Not that rubbishy fake Van Gogh that other galleries having been fobbing us off with, then.

The exhibition’s full title is ‘The Real Van Gogh: The Artist and His Letters’. The inclusion of some of Van Gogh’s letters supposedly provides a bit of biographical-intellectual-psychological context for the paintings. Which is an interesting idea, but calling it ‘The Real Van Gogh’ is still ridiculous.

The show hardly needs a special hook to attract the public’s attention; it is, somewhat surprisingly, the first major Van Gogh exhibition in London for 40 years, and I’m quite sure that it will be packed for the whole run. And rightly so: it has a lot of marvellous paintings in it. Van Gogh is so universally popular that the bloody-minded part of me almost wants to argue that he’s overrated, but I can’t bring myself to do it. Quite apart from anything else there is to say about his work, there is just such a lot of straightforward pleasure to be had from it.

Looking at the late landscapes I found myself thinking of El Greco: the strength of colour, the tension in the distorted forms, the stretching of the possibilities of figurative painting without losing that connection with real objects. By which I mean: he doesn’t seem to have been heading towards abstraction in that way that, in Cezanne’s landscapes, the mountain sometimes seems to be fragmenting into patterns of light and colour. Van Gogh’s landscapes are full of the thingness of things.

So it is a marvellous exhibition which I highly recommend. On the other hand I thought the letters were a bit of a sideshow. Most of them were written to his brother Theo; in the relatively short sections which the curators have translated from Flemish or French, Vincent talks about what he has been doing, how his work is going, and provides little ink sketches of the paintings he has been doing. It’s quite interesting; you do get some sense of his personality, of how articulate and thoughtful he was. And some of what he has to say about the work is somewhat interesting. But even without buying into the Death Of The Author idea that the artist’s life is irrelevant to understanding the work, I do think there is a limit to its value. Artists’ comments about their own work always seem so vague and generic compared to the specificity and particularity of the work itself; which I guess is why they end up as artists rather than writers. And the awkwardness of putting too much text in an exhibition mean that you’re not getting that much of Vincent’s thought anyway.

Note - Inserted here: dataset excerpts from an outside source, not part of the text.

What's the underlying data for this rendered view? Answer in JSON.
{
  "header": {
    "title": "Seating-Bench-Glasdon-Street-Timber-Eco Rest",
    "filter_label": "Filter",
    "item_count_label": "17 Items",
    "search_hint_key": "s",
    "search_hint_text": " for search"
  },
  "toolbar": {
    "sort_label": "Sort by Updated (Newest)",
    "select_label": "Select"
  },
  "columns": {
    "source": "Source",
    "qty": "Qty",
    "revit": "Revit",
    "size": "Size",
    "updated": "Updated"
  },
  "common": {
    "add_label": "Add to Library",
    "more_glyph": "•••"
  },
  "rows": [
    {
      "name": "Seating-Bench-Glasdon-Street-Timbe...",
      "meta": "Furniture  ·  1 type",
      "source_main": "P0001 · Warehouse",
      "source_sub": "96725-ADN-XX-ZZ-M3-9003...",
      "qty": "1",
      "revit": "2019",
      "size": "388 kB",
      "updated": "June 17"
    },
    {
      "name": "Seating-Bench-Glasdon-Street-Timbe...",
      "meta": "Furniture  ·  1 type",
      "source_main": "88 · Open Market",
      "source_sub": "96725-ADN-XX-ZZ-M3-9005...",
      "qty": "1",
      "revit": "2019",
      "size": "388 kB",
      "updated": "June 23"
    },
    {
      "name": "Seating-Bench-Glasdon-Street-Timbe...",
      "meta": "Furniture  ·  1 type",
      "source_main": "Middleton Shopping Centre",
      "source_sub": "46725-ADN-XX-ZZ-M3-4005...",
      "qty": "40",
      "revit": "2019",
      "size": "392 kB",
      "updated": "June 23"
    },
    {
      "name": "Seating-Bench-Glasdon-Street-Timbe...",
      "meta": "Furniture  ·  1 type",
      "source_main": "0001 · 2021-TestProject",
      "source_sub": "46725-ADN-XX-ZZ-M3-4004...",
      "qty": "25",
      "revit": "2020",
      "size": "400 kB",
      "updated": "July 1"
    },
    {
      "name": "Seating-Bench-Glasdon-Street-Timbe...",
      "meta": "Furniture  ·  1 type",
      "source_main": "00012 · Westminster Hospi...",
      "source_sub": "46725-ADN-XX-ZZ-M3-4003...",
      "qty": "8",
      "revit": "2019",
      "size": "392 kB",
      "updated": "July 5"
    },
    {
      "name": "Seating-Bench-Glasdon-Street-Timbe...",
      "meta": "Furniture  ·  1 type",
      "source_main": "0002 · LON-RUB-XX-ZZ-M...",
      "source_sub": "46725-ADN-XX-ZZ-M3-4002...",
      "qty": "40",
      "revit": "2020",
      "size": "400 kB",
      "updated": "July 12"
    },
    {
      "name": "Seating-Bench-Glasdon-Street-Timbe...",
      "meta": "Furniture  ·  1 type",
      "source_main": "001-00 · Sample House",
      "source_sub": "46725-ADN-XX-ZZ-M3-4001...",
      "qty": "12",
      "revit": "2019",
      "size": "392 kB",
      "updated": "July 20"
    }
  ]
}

Perhaps there is a particular value in providing this kind of biographical material for Van Gogh, since he is probably still widely thought of as the mad genius artist. The letters at least give a more rounded sense of a real human being, since he comes across in them as, well, fairly normal. Intelligent, good with languages and incomprehensibly good with paint, but certainly not frothing at the mouth. I guess that point is worth making.